Kevin Lewis, the strategy chief of Philips' new Consumer Lifestyle division, told Reuters earlier this month that north America was a "brutally competitive market," especially for TVs.

Philips rolled out its new "Aurea" TV set with much fanfare at the IFA consumer electronics show in Berlin last year, hoping the flat-panel TV that creates a glow of color around the set would command higher margins than ordinary TVs.

Yet televisions generate the lowest margins in Philips' consumer electronics business, which already has by far the lowest core earnings margins of the group at around 3 percent.

"Especially the U.S. television market is a very difficult one," Petercam analyst Eric de Graaf said. "In Europe... nobody will shop in Italy if they live in Sweden because it's 50 euros cheaper. In the U.S. it's all Internet-based."

"It could well be that they are loss-making or only marginally profitable in the display business in the U.S."

Dresdner Kleinwort analysts wrote in a note: "A likely exit from the U.S. TV market this year would further reduce the U.S. risk for this stock." The bank reiterated its "Add" rating and 32 euro price target for Philips stock.

Almost half of Philips' 13.3 billion euros ($19.3 billion) sales of consumer lifestyle products in 2007 were generated by televisions, Philips said. This figure includes sales of consumer electronics and domestic appliances, which were merged into one division from January.
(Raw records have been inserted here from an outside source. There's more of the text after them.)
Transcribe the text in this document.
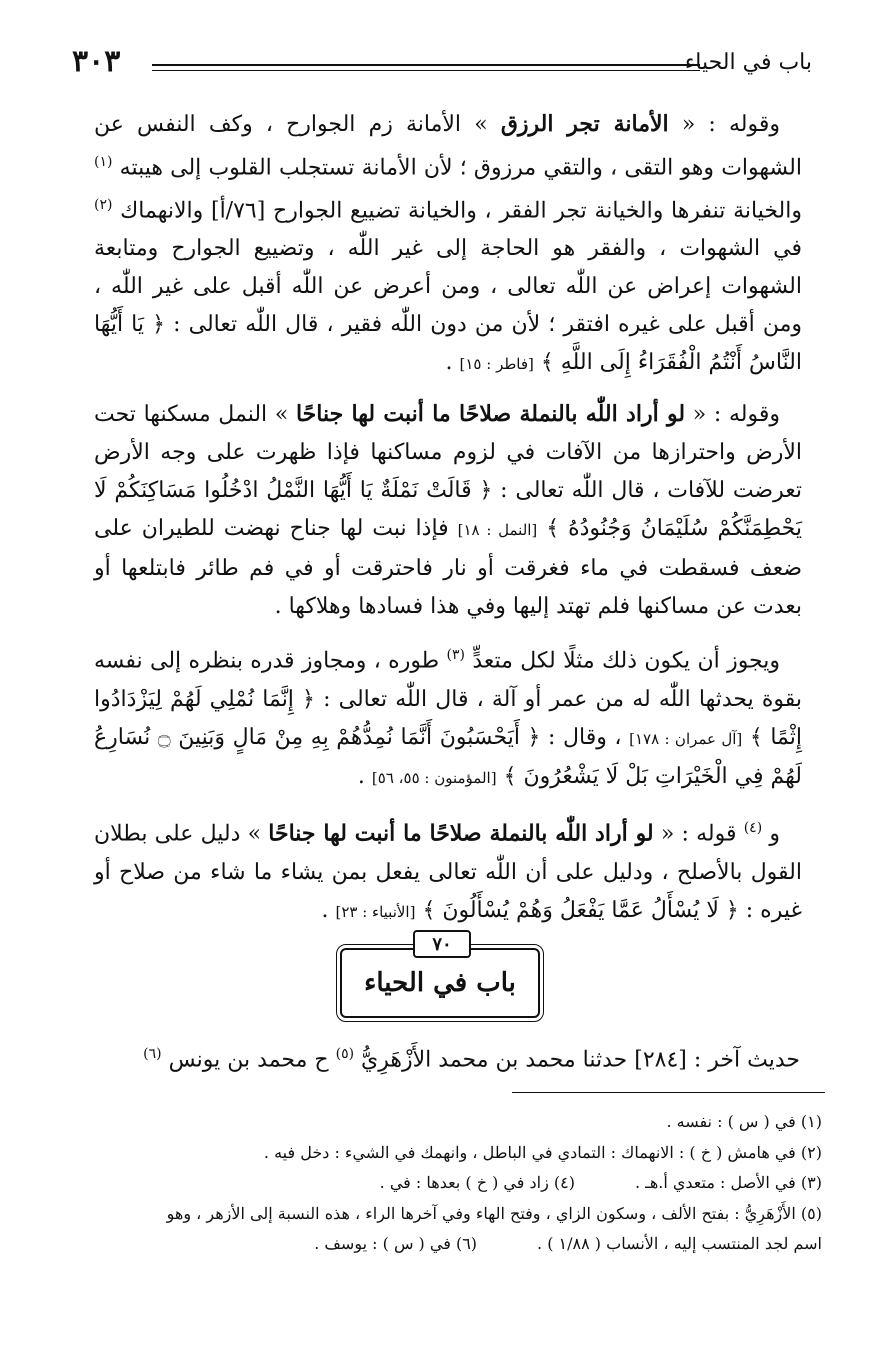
باب في الحياء
٣٠٣

وقوله : « الأمانة تجر الرزق » الأمانة زم الجوارح ، وكف النفس عن الشهوات وهو التقى ، والتقي مرزوق ؛ لأن الأمانة تستجلب القلوب إلى هيبته $^{(١)}$ والخيانة تنفرها والخيانة تجر الفقر ، والخيانة تضييع الجوارح [٧٦/أ] والانهماك $^{(٢)}$ في الشهوات ، والفقر هو الحاجة إلى غير اللّٰه ، وتضييع الجوارح ومتابعة الشهوات إعراض عن اللّٰه تعالى ، ومن أعرض عن اللّٰه أقبل على غير اللّٰه ، ومن أقبل على غيره افتقر ؛ لأن من دون اللّٰه فقير ، قال اللّٰه تعالى : ﴿ يَا أَيُّهَا النَّاسُ أَنْتُمُ الْفُقَرَاءُ إِلَى اللَّهِ ﴾ [فاطر : ١٥] .

وقوله : « لو أراد اللّٰه بالنملة صلاحًا ما أنبت لها جناحًا » النمل مسكنها تحت الأرض واحترازها من الآفات في لزوم مساكنها فإذا ظهرت على وجه الأرض تعرضت للآفات ، قال اللّٰه تعالى : ﴿ قَالَتْ نَمْلَةٌ يَا أَيُّهَا النَّمْلُ ادْخُلُوا مَسَاكِنَكُمْ لَا يَحْطِمَنَّكُمْ سُلَيْمَانُ وَجُنُودُهُ ﴾ [النمل : ١٨] فإذا نبت لها جناح نهضت للطيران على ضعف فسقطت في ماء فغرقت أو نار فاحترقت أو في فم طائر فابتلعها أو بعدت عن مساكنها فلم تهتد إليها وفي هذا فسادها وهلاكها .

ويجوز أن يكون ذلك مثلًا لكل متعدٍّ $^{(٣)}$ طوره ، ومجاوز قدره بنظره إلى نفسه بقوة يحدثها اللّٰه له من عمر أو آلة ، قال اللّٰه تعالى : ﴿ إِنَّمَا نُمْلِي لَهُمْ لِيَزْدَادُوا إِثْمًا ﴾ [آل عمران : ١٧٨] ، وقال : ﴿ أَيَحْسَبُونَ أَنَّمَا نُمِدُّهُمْ بِهِ مِنْ مَالٍ وَبَنِينَ ۝ نُسَارِعُ لَهُمْ فِي الْخَيْرَاتِ بَلْ لَا يَشْعُرُونَ ﴾ [المؤمنون : ٥٥، ٥٦] .

و $^{(٤)}$ قوله : « لو أراد اللّٰه بالنملة صلاحًا ما أنبت لها جناحًا » دليل على بطلان القول بالأصلح ، ودليل على أن اللّٰه تعالى يفعل بمن يشاء ما شاء من صلاح أو غيره : ﴿ لَا يُسْأَلُ عَمَّا يَفْعَلُ وَهُمْ يُسْأَلُونَ ﴾ [الأنبياء : ٢٣] .

باب في الحياء
٧٠
حديث آخر : [٢٨٤] حدثنا محمد بن محمد الأَزْهَرِيُّ $^{(٥)}$ ح محمد بن يونس $^{(٦)}$
(١) في ( س ) : نفسه .
(٢) في هامش ( خ ) : الانهماك : التمادي في الباطل ، وانهمك في الشيء : دخل فيه .
(٣) في الأصل : متعدي أ.هـ .
(٤) زاد في ( خ ) بعدها : في .
(٥) الأَزْهَرِيُّ : بفتح الألف ، وسكون الزاي ، وفتح الهاء وفي آخرها الراء ، هذه النسبة إلى الأزهر ، وهو
اسم لجد المنتسب إليه ، الأنساب ( ١/٨٨ ) .
(٦) في ( س ) : يوسف .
The consumer electronics division by itself contributed 38 percent of group sales but only 17 percent of earnings before interest, tax and amortization (EBITA).

Kleisterlee said the problem around the television business was largely one of perception.

"Given its revenue, it always draws headlines, and it always leads to the reaction: 'There's something in the consumer market, it will hurt Philips,"' he said.

"Then you see again it doesn't hurt Philips, but because that is the primary reaction, we need to do something about it."